C’ETAIT ça, la petite ligne mystérieuse, c’était l’enregistrement du signal envoyé par cet émetteur qui fonctionnait, selon toute logique, depuis plus de 900 000 ans... C’était trop énorme à avaler, ça dépassait l’histoire et la préhistoire, ça démolissait tous les crédos scientifiques, ce n’était plus à l’échelle de ce que ces hommes savaient. Le seul qui acceptât l’événement avec placidité, c’était évidemment Brivaux. Le seul qui fût né et eût été élevé à la campagne. Les autres, dans les villes, avaient grandi au milieu du provisoire, de l’éphémère, de ce qui se construit, brûle, s’écroule, change, se détruit. Lui, au voisinage des roches alpines, avait appris à compter grand et à envisager la durée.
— Ils vont tous nous prendre pour des fous, dit Grey.
Il appela la base par radio et demanda l’hélicoptère pour ramener le groupe, d’urgence.
Mais il avait oublié la rougeole. Le dernier pilote disponible venait de se coucher.
— Y a André qui va mieux, dit le radio de la base, dans trois ou quatre jours on pourra vous l’envoyer. Mais pourquoi voulez-vous rentrer ? Qu’est-ce qui se passe ? Y a le feu à la banquise ?
Grey coupa. Cette plaisanterie stupide avait un peu trop servi.
Dix minutes plus tard, le chef de la base, Pontailler lui-même, rappelait, très inquiet. Il voulait savoir pourquoi la mission voulait rentrer. Grey le rassura, mais refusa de lui dire quoi que ce fût.
— Il ne suffit pas que je te le dise, il faut que je te le montre, dit-il. Sans quoi, tu penseras que nous sommes tous tombés sur la tête. Envoie-nous chercher dès que tu pourras.
Et il raccrocha.
Quand l’hélicoptère arriva au point 612, cinq jours plus tard, Pontailler était dedans, et fut le premier à sauter à terre.
Les hommes de Grey avaient passé ces cinq jours-là dans une excitation et une joie croissantes. Finie la stupeur due au premier choc, ils avaient accepté les ruines, accepté l’émetteur, les avaient faits leurs. Leur mystère même et leur invraisemblance les exaltaient comme des enfants qui entrent dans une forêt où des fées existent vraiment. Ils avaient accumulé les relevés et les enregistrements. Bernard, sur les coordonnées fournies par les appareils, travaillait à une sorte de plan cavalier, plein de « manques » et de parties blanches, mais qui prenait déjà l’allure d’un paysage fantastique, minéral, désert, brise, inconnu, mais humain.

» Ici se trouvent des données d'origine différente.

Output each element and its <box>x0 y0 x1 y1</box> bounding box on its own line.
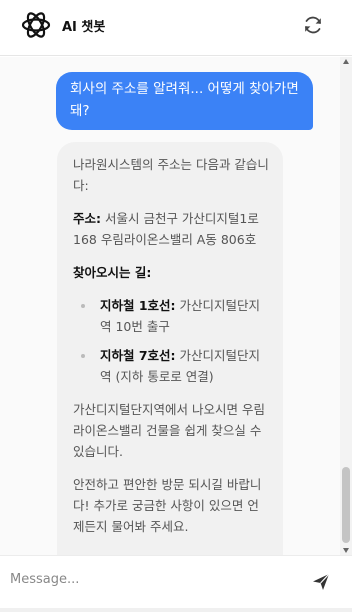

Brivaux avait trafiqué un magnétophone et l’avait accouplé à l’enregistreur du nouveau sondeur. Il obtint une bande magnétique qu’il convia ses camarades à écouter. Ils n’entendirent rien, puis rien, et encore rien.
— Y a des clous, sur ton bidule ! grogna Eloi...
Brivaux sourit.
— Tout est dans le silence, dit-il. Vous ne pouvez pas entendre les ultra-sons. Mais ils sont là, je vous le garantis. Pour les entendre, il faudrait un réducteur de fréquence. Je n’en ai pas. Y en a pas à la base. Il faudra aller à Paris.
Il faudra aller à Paris. Ce fut également la conclusion de Pontailler quand il eut été mis au courant, qu’il eut refusé puis accepté enfin l’évidence de la découverte. On ne pouvait même pas parler de ça par radio, avec toutes les oreilles du monde qui écoutent jour et nuit les secrets et les bavardages. Il fallait porter tous les documents au siège à Paris. Le chef des Expéditions Polaires déciderait de les communiquer à qui ou qui. En attendant, chacun devait se taire. Comme disait Eloi, « ça risquait d’être quelque chose de fumant ».